This piece was inspired partly by Douglas Coupland’s book ‘Microserfs’. The book centres on Microsoft programmers who are searching for meaning in their lives. The novel is presented in the form of diary entries maintained on a Powerbook (Macintosh Powerbook) by the narrator, Daniel. My piece isn't concerned with creating meaning in my life, or in anyone’s life, but is, in contrast, concerned with removing meaning from it. The binary that hangs from the wall has meaning, but only to me.
Between the 25 October and the 25th November, I wrote and maintained a journal on my Macbook Pro. The Journal outlined all the things I did on a day-to-day basis: all the thoughts I was having; all the conversations I remembered; all the opinions I felt were important. I intended for the journal never to be fully translated, but simply to hang from the wall and remain hidden in this code. All my opinions of the people that surrounded me, all my secrets were contained (and still are contained) in this mesh of 0s and 1s. The journal is ultimately exploring how the complexity of our lives–how all the people we meet; all the experience we have, are not digital. The way we relive these moments is now completely digital. Memories are now contained in photos, videos, emails, texts, Facebook messages, tweets, likes etc on our computers, phones and tablets, as opposed to in our minds, or on paper, or on physical things. All our memories have become zeros and ones. Our world has become code. Nothing is physical. There is a sort of irony with this piece. It is a physical thing, depicting a digital thing. A touchable object depicting something completely untouchable.
Once again, like my previous pieces, this piece only becomes meaningful with audience interaction. The binary remains uncoded and useless on the wall until someone attempts to decode it using the table provided. By attempting to read into my life, by decoding these numbers, people create meaning, not only to my life, but to the data. The data becomes useful (to some extent). There is a desire to find out about my life, but that is only evident by how desperate the audience is to discover what I’ve written about.
This act of translation raised a significant question. What is more important about the piece: what is being translated or the act of translating? Is the piece trying to say something through what is actually written, or through trying to decipher what has been written? The answer is neither. The act of translating/what is being translated is not important. The piece is more concerned with how our experiences are now entirely digital, how our lives have no meaning in this world of code. What is being translated is my life. My life has no interest to anyone but myself. Some people may be interested in my feelings and opinions, but will eventually forget what has been written. By translating, they are engaging in trying to find out more about me, providing some meaning to the piece and to my life. But the piece is not looking to address the translation of the binary, it is looking to address this world of code that surrounds us; this world that we are so oblivious to. If this world were to go offline, if we were to lose everything, we would have nothing to show for it. All the things we thought were important would be lost. All our Facebook ‘friends’, our status updates, all our videos and photos would be gone. We would lose our identities. Yet, this piece proposes this very question with all of this information present: can we be human in this age of technology? Do we have an identity? How are we human?

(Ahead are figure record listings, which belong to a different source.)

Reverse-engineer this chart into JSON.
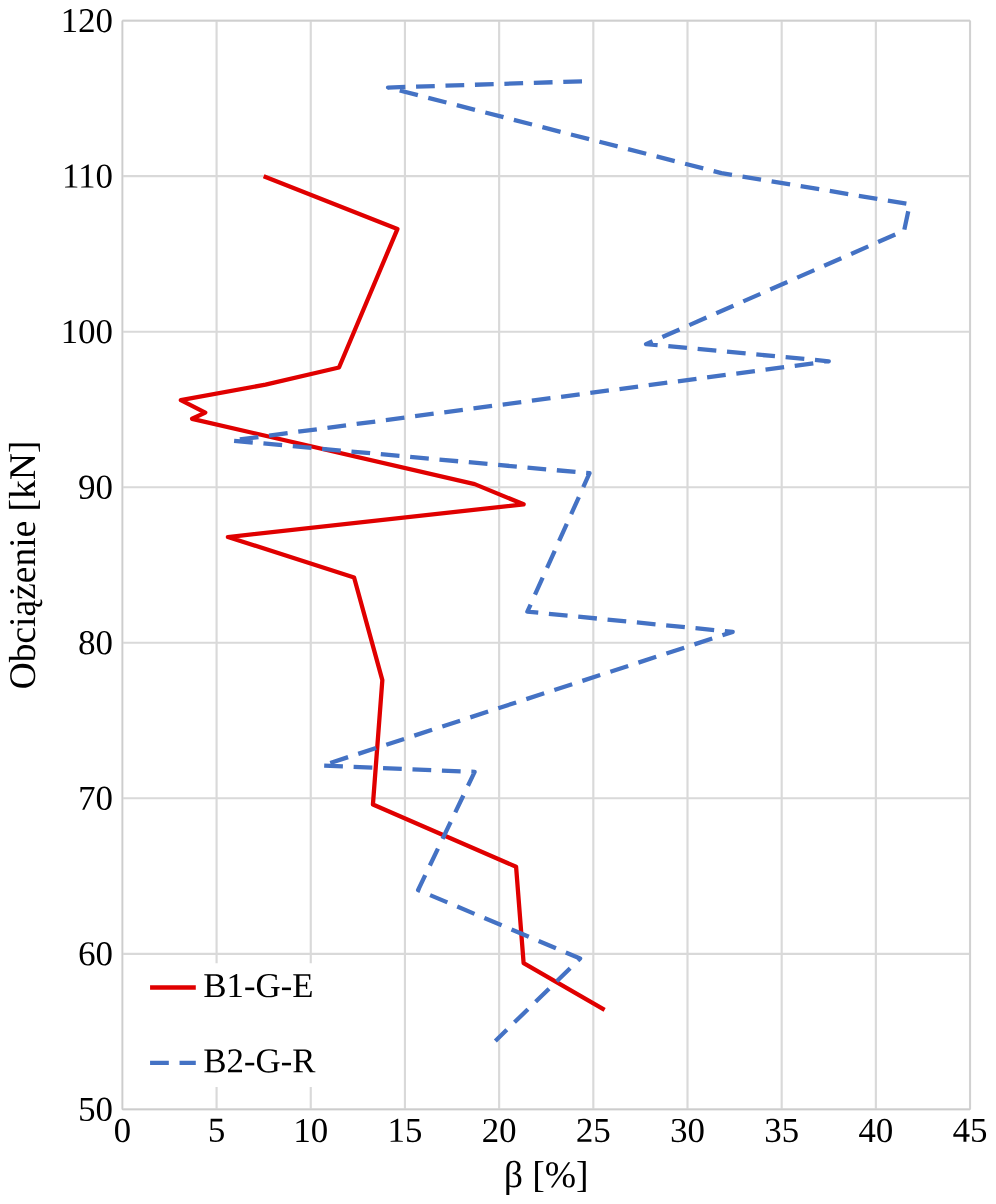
{
  "chart_data": {
    "type": "line",
    "xlabel": "β [%]",
    "ylabel": "Obciążenie [kN]",
    "xlim": [
      0,
      45
    ],
    "ylim": [
      50,
      120
    ],
    "xticks": [
      0,
      5,
      10,
      15,
      20,
      25,
      30,
      35,
      40,
      45
    ],
    "yticks": [
      50,
      60,
      70,
      80,
      90,
      100,
      110,
      120
    ],
    "grid": true,
    "legend": "bottom left",
    "series": [
      {
        "name": "B1-G-E",
        "color": "#e00000",
        "line_style": "solid",
        "x": [
          7.5,
          14.6,
          11.5,
          7.6,
          3.1,
          4.4,
          3.7,
          18.7,
          21.3,
          5.6,
          12.3,
          13.8,
          13.3,
          20.9,
          21.3,
          25.6
        ],
        "values": [
          110,
          106.6,
          97.7,
          96.6,
          95.6,
          94.8,
          94.4,
          90.2,
          88.9,
          86.8,
          84.2,
          77.6,
          69.6,
          65.6,
          59.4,
          56.4
        ]
      },
      {
        "name": "B2-G-R",
        "color": "#4472c4",
        "line_style": "dashed",
        "x": [
          24.4,
          14.1,
          31.8,
          41.8,
          41.5,
          27.8,
          37.5,
          5.8,
          24.8,
          21.5,
          32.4,
          10.6,
          18.7,
          15.7,
          24.3,
          19.8
        ],
        "values": [
          116.1,
          115.7,
          110.2,
          108.2,
          106.5,
          99.2,
          98.1,
          93.0,
          90.9,
          82.0,
          80.7,
          72.1,
          71.7,
          64.1,
          59.7,
          54.4
        ]
      }
    ]
  }
}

Again, similarities can be drawn with my previous pieces. This journal is similar to the questionnaire in that it addresses peoples’ lives. The experiences of people are turned into data that ultimately gets lost in the world. Yet, in contrast with the questionnaire and the information wall, this piece is not as politically motivated. It is not centred so much on politics, and more on the personal. It is clearly connected to the other two pieces in its depiction of data, however.
My initial idea for this piece involved having the binary code printed on fax paper. This paper would then roll down the wall, showing an endless cycle of code. My printer, however, had problems printing using the fax paper. The attempts were hung up, almost as though they were pieces of a puzzle, showing that they were of no use to anyone, they were useless. The fact that they are crumpled and ripped suggests this idea of meaninglessness. As a result, I had to print the journal binary on 118 pages of A4 and place them on my studio desk. This does not give the same affect, but still gets the central notions across.